The Pringles can seemed to have large side lobes that extend about 45 degrees from the center of the can. Don't point the can directly at where you're trying to go; instead, aim slightly to the left or the right. We also found that elevating the antenna helped a bit as well. When aiming the antenna, hold it behind the connector, and slowly sweep from left to right, with the Link Test program running. When you get the maximum signal, slowly raise the end of the can to see whether it makes a difference. Go slowly, changing only one variable at a time.

Remember that the can is polarized, so match the phase of the antenna you're talking to (for example, if shooting at an omni, be sure the element is on the bottom or the top of the can, or you won't be able to see it). See the earlier discussion on antenna polarization for how you can use this effect to your advantage.
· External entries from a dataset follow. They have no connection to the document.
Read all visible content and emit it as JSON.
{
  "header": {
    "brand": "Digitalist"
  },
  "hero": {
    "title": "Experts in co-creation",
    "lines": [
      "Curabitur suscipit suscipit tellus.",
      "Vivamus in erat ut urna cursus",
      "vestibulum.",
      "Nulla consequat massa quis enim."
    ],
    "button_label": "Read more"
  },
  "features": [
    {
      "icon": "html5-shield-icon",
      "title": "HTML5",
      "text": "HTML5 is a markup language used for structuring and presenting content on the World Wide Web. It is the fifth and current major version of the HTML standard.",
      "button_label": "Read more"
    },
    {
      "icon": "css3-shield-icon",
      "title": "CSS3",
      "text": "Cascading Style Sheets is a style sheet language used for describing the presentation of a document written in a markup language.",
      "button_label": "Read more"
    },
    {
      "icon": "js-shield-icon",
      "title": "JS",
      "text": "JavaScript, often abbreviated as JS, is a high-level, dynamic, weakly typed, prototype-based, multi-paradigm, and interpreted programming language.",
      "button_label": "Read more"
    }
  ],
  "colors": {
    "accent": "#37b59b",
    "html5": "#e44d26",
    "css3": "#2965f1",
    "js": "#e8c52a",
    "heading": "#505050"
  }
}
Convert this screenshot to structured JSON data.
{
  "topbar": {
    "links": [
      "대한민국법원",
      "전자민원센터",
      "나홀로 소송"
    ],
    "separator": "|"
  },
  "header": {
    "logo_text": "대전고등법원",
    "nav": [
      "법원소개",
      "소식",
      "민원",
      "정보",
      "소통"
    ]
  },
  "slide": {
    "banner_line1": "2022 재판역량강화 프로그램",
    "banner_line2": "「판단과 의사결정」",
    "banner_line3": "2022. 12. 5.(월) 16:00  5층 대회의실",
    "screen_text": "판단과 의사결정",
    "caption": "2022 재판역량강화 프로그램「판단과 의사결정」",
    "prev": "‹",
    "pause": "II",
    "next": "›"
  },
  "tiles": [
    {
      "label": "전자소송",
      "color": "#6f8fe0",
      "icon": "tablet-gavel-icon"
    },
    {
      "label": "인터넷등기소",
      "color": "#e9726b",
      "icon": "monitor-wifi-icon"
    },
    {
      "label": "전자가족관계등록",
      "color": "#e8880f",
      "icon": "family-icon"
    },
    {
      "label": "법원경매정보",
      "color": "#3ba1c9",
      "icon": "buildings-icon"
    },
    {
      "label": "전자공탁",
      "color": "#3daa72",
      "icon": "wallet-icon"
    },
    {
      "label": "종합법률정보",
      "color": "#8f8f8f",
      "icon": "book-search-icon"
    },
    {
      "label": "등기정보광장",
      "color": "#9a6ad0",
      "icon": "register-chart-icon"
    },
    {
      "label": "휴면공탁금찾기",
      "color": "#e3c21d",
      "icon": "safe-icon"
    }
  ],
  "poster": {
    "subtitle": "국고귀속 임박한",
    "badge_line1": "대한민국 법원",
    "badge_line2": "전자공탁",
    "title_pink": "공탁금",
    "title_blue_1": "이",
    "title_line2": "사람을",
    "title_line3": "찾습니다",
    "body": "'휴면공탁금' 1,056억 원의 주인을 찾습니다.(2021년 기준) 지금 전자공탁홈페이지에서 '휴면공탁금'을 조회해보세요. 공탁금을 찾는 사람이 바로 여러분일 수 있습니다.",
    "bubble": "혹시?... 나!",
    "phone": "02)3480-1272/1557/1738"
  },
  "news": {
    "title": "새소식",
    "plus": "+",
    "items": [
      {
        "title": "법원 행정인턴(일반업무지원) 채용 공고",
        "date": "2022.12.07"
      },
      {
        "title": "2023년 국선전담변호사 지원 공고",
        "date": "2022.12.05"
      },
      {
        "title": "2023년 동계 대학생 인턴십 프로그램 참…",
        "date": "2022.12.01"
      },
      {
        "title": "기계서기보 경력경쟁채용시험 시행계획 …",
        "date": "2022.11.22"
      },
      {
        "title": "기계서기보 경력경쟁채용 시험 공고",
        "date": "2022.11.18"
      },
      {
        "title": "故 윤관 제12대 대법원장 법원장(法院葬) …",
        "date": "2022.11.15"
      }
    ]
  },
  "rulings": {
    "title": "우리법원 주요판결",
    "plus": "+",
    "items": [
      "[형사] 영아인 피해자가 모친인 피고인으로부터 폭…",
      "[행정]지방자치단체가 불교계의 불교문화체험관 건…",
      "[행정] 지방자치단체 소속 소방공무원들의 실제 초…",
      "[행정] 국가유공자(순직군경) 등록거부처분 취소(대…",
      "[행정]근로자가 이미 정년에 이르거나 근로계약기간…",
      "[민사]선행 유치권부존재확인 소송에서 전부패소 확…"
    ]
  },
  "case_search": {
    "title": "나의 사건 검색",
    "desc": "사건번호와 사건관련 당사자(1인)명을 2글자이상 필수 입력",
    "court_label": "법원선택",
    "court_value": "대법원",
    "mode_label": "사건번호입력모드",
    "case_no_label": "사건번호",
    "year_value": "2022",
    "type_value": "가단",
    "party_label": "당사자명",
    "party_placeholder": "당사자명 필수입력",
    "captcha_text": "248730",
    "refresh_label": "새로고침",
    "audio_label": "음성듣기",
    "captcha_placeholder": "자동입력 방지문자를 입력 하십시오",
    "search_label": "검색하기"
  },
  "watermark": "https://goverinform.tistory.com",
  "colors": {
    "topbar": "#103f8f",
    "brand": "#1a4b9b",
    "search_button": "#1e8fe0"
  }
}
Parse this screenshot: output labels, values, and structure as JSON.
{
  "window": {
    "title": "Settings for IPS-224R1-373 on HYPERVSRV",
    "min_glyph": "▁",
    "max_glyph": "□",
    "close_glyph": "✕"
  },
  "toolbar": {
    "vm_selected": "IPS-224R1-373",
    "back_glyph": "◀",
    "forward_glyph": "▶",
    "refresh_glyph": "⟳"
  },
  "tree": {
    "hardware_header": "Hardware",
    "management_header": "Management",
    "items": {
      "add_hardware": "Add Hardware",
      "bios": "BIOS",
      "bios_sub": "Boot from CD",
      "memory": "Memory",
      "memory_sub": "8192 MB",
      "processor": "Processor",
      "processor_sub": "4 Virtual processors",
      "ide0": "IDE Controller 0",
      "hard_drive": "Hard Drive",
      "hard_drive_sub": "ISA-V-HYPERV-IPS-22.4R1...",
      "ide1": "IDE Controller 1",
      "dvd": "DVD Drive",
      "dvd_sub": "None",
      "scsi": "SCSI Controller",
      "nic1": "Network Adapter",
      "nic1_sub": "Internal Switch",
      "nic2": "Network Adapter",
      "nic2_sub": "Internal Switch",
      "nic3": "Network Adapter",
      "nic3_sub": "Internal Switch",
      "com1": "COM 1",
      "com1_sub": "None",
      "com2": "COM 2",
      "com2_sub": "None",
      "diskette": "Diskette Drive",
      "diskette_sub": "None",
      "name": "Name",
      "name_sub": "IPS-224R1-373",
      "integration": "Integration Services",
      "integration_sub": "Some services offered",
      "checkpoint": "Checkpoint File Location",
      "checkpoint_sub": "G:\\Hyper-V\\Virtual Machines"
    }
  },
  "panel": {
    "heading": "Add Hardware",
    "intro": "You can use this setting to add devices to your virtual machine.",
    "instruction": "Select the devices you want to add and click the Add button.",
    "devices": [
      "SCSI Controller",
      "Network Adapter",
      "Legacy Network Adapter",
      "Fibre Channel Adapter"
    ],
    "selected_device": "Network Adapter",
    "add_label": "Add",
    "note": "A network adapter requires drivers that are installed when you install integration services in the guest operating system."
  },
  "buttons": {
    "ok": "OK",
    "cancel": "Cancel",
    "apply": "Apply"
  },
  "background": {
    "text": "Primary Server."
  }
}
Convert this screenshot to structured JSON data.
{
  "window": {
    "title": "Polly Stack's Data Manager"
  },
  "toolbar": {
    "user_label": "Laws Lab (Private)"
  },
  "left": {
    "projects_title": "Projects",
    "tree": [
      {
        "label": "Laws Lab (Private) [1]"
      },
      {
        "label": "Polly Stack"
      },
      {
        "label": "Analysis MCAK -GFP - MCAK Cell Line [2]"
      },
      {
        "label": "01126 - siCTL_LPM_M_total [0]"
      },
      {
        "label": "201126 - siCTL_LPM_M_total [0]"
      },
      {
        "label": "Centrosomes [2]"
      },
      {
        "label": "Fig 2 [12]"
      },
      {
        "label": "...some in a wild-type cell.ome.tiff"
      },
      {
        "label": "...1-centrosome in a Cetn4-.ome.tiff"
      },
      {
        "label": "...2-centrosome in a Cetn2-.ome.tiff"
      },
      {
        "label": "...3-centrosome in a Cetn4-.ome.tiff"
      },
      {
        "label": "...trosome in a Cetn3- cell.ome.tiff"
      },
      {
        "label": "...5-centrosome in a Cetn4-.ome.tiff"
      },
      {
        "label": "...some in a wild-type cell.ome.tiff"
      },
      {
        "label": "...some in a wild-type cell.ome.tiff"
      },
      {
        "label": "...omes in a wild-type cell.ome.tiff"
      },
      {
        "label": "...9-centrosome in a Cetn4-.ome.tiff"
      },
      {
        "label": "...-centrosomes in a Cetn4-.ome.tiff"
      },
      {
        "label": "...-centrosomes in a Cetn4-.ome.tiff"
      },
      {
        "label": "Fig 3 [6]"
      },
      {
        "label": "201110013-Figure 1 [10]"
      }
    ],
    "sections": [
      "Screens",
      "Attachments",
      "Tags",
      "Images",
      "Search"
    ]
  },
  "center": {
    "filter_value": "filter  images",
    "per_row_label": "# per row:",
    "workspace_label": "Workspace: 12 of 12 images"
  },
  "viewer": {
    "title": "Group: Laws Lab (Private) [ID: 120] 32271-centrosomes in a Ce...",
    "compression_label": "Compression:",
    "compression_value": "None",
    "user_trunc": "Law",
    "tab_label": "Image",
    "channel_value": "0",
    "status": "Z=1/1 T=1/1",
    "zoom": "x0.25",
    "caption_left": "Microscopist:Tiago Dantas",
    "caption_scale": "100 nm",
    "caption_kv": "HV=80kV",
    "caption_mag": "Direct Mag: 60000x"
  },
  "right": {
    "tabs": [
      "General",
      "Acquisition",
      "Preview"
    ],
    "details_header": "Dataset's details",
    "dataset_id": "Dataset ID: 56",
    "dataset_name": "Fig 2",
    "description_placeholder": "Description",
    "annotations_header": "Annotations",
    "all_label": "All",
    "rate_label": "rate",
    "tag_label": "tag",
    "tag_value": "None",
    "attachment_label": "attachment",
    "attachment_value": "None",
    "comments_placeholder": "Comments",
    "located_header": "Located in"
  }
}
We were fortunate enough to have a member of our community group bring a return loss meter to one of our meetings, and were able to get some actual measurements of how much signal was returning to the radio. The results weren't as good as I had hoped, but they showed that the antenna was usable, particularly at lower frequencies. Most likely, failing to take into account the thickness of the washers made the entire front element a little too long. There isn't nearly enough power leaving the radio to cause damage due to high return loss, but it does point out that the antenna isn't as well-tuned as it could be.